Performance Report for 2005 hdf support for the esdis project and the eosdis standard Data Format


Integrate with complementary technologies and application domains



Download 91.27 Kb.
Page4/6
Date31.01.2017
Size91.27 Kb.
#14076
1   2   3   4   5   6

3.4Integrate with complementary technologies and application domains

3.4.1Investigating new data management technologies including XML


The HDF Group will continue to explore the uses of XML, Web and Grid technologies, actively collaborating with the EOS community in this work.

As noted above, an HDFView-like web-browser plug-in was also released for MS Internet Explorer in January.

3.4.2Integrate with other earth-science standard technologies applicable to Earth Science.


Technologies such as netCDF and OPeNDAP play a vital role in the earth sciences, and share many of the same users as HDF. NCSA will seek ways to bring the advantages of these and similar technologies to the community of EOS data users.

Two areas of particular emphasis in 2005 were integration of HDF5 with the Storage Resource Broker (SRB) and submission of a proposal for significant work with OPeNDAP.

For details on the SRB work see section 3.6.



HDF5, netCDF and OPeNDAP. A collaboration that began in Fall 2004 between the teams responsible for OPeNDAP, netCDF and HDF5 has made good progress.
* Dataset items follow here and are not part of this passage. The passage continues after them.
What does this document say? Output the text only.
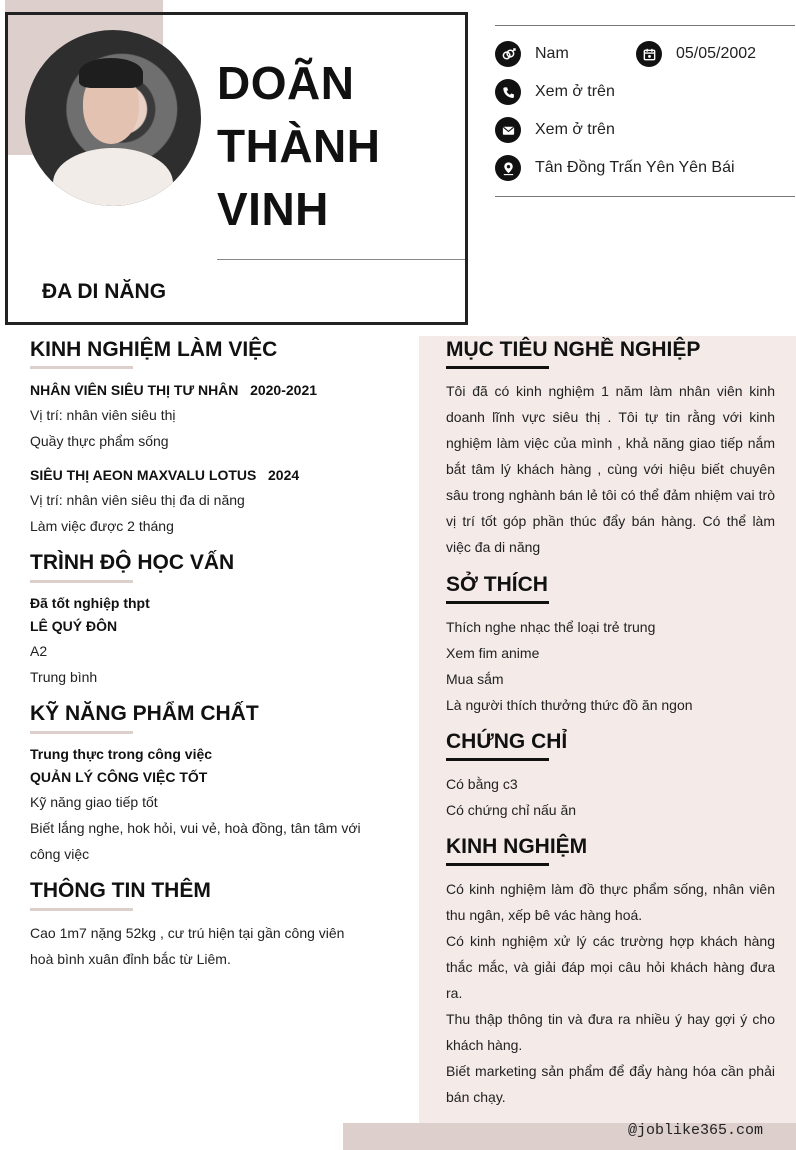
DOÃN
THÀNH
VINH
ĐA DI NĂNG
Nam	05/05/2002
Xem ở trên
Xem ở trên
Tân Đồng Trấn Yên Yên Bái
KINH NGHIỆM LÀM VIỆC
NHÂN VIÊN SIÊU THỊ TƯ NHÂN   2020-2021
Vị trí: nhân viên siêu thị
Quầy thực phẩm sống
SIÊU THỊ AEON MAXVALU LOTUS   2024
Vị trí: nhân viên siêu thị đa di năng
Làm việc được 2 tháng
TRÌNH ĐỘ HỌC VẤN
Đã tốt nghiệp thpt
LÊ QUÝ ĐÔN
A2
Trung bình
KỸ NĂNG PHẨM CHẤT
Trung thực trong công việc
QUẢN LÝ CÔNG VIỆC TỐT
Kỹ năng giao tiếp tốt
Biết lắng nghe, hok hỏi, vui vẻ, hoà đồng, tân tâm với
công việc
THÔNG TIN THÊM
Cao 1m7 nặng 52kg , cư trú hiện tại gần công viên
hoà bình xuân đỉnh bắc từ Liêm.
MỤC TIÊU NGHỀ NGHIỆP
Tôi đã có kinh nghiệm 1 năm làm nhân viên kinh doanh lĩnh vực siêu thị . Tôi tự tin rằng với kinh nghiệm làm việc của mình , khả năng giao tiếp nắm bắt tâm lý khách hàng , cùng với hiệu biết chuyên sâu trong nghành bán lẻ tôi có thể đảm nhiệm vai trò vị trí tốt góp phần thúc đẩy bán hàng. Có thể làm việc đa di năng
SỞ THÍCH
Thích nghe nhạc thể loại trẻ trung
Xem fim anime
Mua sắm
Là người thích thưởng thức đồ ăn ngon
CHỨNG CHỈ
Có bằng c3
Có chứng chỉ nấu ăn
KINH NGHIỆM
Có kinh nghiệm làm đồ thực phẩm sống, nhân viên thu ngân, xếp bê vác hàng hoá.
Có kinh nghiệm xử lý các trường hợp khách hàng thắc mắc, và giải đáp mọi câu hỏi khách hàng đưa ra.
Thu thập thông tin và đưa ra nhiều ý hay gợi ý cho khách hàng.
Biết marketing sản phẩm để đẩy hàng hóa cần phải bán chạy.
@joblike365.com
NetCDF is a scientific format similar to HDF5 and will ultimately be merged with HDF5 (see section 3.6). OPeNDAP is a system for transmitting data across the Internet that supports selection of data using constraint expressions and can translate data from one format to another. This project is aimed at attaining interoperability among these three technologies. If successful, it will provide a good example of how to effectively access distributed archives of complex data. This work was reported in a presentation “Harmonizing OPeNDAP, netCDF and HDF5” [1], at the ESIP Winter meetings.

As reported in section 3.6, the HDF Group has obtained funding to further harmonize HDF5 and OPeNDAP, Work on this grant is expected to begin in Summer 2006. Because OPeNDAP has a potentially very high payoff to the EOS community, we hope to leverage this project by doing complementary work under the auspices of the cooperative agreement.
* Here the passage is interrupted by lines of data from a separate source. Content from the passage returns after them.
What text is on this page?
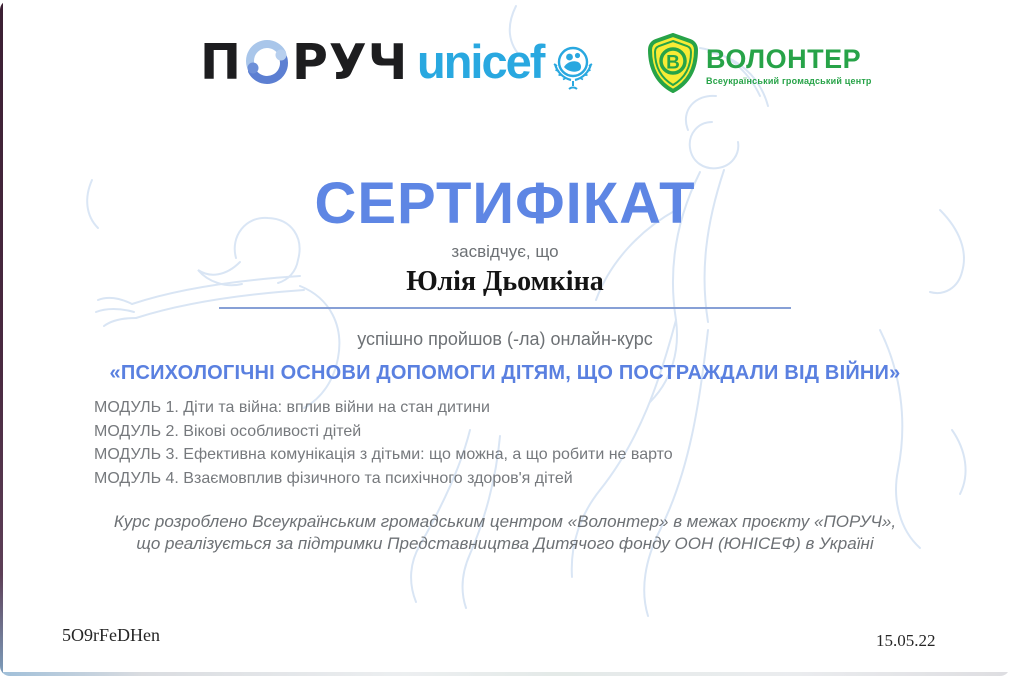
П РУЧ unicef	В ВОЛОНТЕР
Всеукраїнський громадський центр
СЕРТИФІКАТ
засвідчує, що
Юлія Дьомкіна
успішно пройшов (-ла) онлайн-курс
«ПСИХОЛОГІЧНІ ОСНОВИ ДОПОМОГИ ДІТЯМ, ЩО ПОСТРАЖДАЛИ ВІД ВІЙНИ»
МОДУЛЬ 1. Діти та війна: вплив війни на стан дитини
МОДУЛЬ 2. Вікові особливості дітей
МОДУЛЬ 3. Ефективна комунікація з дітьми: що можна, а що робити не варто
МОДУЛЬ 4. Взаємовплив фізичного та психічного здоров'я дітей
Курс розроблено Всеукраїнським громадським центром «Волонтер» в межах проєкту «ПОРУЧ»,
що реалізується за підтримки Представництва Дитячого фонду ООН (ЮНІСЕФ) в Україні
5O9rFeDHen	15.05.22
3.4.3Improve interoperability with geospatial applications and data.


The applicability of EOS data to geospatial applications has generated a strong interest in finding ways to improve the usability of HDF, especially HDF5, for geospatial applications, such as GIS. NCSA will work with efforts such as the HDF-GEO initiative to help this happen.

NCSA continued its work in support of handling geospatial data in HDF5. This included a project funded by the National Archives and Records Administration (NARA) that involved converting raster and vector data to HDF5. In turn, this work has led to discussions with ESRI and others about ways to support HDF5-based geospatial data in GIS applications.

3.5Support transition to the NPOESS era


During the period of this CA, NCSA will continue to work to establish appropriate relationships with the NPP and NPOESS project. This will require active engagement with stakeholders to establish sustainable support for the future projects. Activities include attending NPOESS meetings when requested, advising NPOESS developers and principals on their uses of HDF5, and working with the NPOESS project and user communities to help encourage NPOESS products and applications to use HDF5 in standard ways.

NPOESS developers participated in the HDF-EOS IX workshop in December 2005 and gave talks on the NPOESS data presentation in HDF5 using UML and future directions of NPOESS data systems development http://hdf.ncsa.uiuc.edu/workshops/HDF-EOS9/Presentations/Fri/. Presentations followed by technical discussions with the HDF group members.

The HDF Helpdesk and HDF developers exchanged emails and provided support to NOAA CLASS developers. Dr. Yang attended NPOESS symposium during AMS meeting in January, 2005

3.6Related activities supported by other funding sources


Much of the NCSA work during the reporting period was supported through other funding sources, including the following:

HDF and OPeNDAP. A proposal was submitted to NASA to further harmonization of HDF5 and OPeNDAP, and has been awarded. Work on this grant is expected to begin in summer 2006. Because OPeNDAP has a potentially very high payoff to the EOS community, we hope to leverage this project by doing complementary work under the auspices of the cooperative agreement.

High performance I/O for Advanced Simulation and Computing Program (ASC). Much of the feature development in HDF5 and most of the high performance work were carried out with funding from the DOE’s ASC program. ASC resources also afforded the opportunity to port and maintain HDF5 in a number of high performance platforms of varying architectures including four of the world’s six biggest and fastest machines.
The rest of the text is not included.